Overall, the firm reports a 27% median and 42% mean pay gap between all male and female employees, including partners, and a 11% median and 12% mean pay gap at partner level.
KPMG reported a 22.1% median gap and a mean 22.3% gap in December 2017, excluding partners from the calculation.
Bill Michael, chairman of KPMG in the UK, said: “Like many businesses our gender pay gap is driven by having fewer women in senior roles and it will persist until we reach gender parity across all levels of our firm.”
Michael said that improving diversity is a “critical issue” for the firm.
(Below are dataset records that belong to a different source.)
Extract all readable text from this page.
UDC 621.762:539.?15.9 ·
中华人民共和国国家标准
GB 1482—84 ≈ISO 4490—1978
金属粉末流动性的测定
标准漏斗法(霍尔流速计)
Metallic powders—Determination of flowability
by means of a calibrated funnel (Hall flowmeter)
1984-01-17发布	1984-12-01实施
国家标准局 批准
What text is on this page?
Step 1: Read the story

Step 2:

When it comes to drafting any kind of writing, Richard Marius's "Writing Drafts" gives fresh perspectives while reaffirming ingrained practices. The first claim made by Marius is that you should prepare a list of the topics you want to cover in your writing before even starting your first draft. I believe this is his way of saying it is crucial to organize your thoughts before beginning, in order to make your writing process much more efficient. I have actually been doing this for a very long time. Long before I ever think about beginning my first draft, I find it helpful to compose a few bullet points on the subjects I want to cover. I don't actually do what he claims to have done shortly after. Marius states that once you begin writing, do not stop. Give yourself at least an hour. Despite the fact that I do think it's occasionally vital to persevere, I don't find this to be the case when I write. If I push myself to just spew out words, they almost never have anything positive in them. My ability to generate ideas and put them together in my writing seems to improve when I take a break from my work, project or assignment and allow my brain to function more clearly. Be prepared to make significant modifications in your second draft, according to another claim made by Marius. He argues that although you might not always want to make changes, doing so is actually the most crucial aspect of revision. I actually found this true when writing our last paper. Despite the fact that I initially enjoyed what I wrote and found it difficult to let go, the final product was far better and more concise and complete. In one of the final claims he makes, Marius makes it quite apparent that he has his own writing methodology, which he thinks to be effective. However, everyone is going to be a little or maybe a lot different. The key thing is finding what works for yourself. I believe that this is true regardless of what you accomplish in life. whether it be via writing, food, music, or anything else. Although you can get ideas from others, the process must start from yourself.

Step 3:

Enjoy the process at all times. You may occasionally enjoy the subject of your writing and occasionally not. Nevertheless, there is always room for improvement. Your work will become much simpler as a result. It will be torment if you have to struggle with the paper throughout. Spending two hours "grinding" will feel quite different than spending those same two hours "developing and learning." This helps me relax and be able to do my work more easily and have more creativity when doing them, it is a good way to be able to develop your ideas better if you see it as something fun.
He added: “Having a diverse mix of talented people to advise our clients is fundamental to our commercial success and we’re looking at every stage of our recruitment and talent management process to help us do that.”
The chairman acknowledged the prevailing issue of women struggling to travel up the corporate pipeline.
He said KPMG was “the first of the Big 4 to achieve gender parity in our graduate hires” and at senior level 29% people promoted to the partnership in 2017 were women and 40% of board members are female.
Despite this, Michael conceded: “We still do not have enough women in middle and senior management roles and our statistics bear this out.”
“To tackle this our leadership has committed substantial resources to better understand the diversity of our business and identify the barriers preventing talented people joining and progressing through our firm.”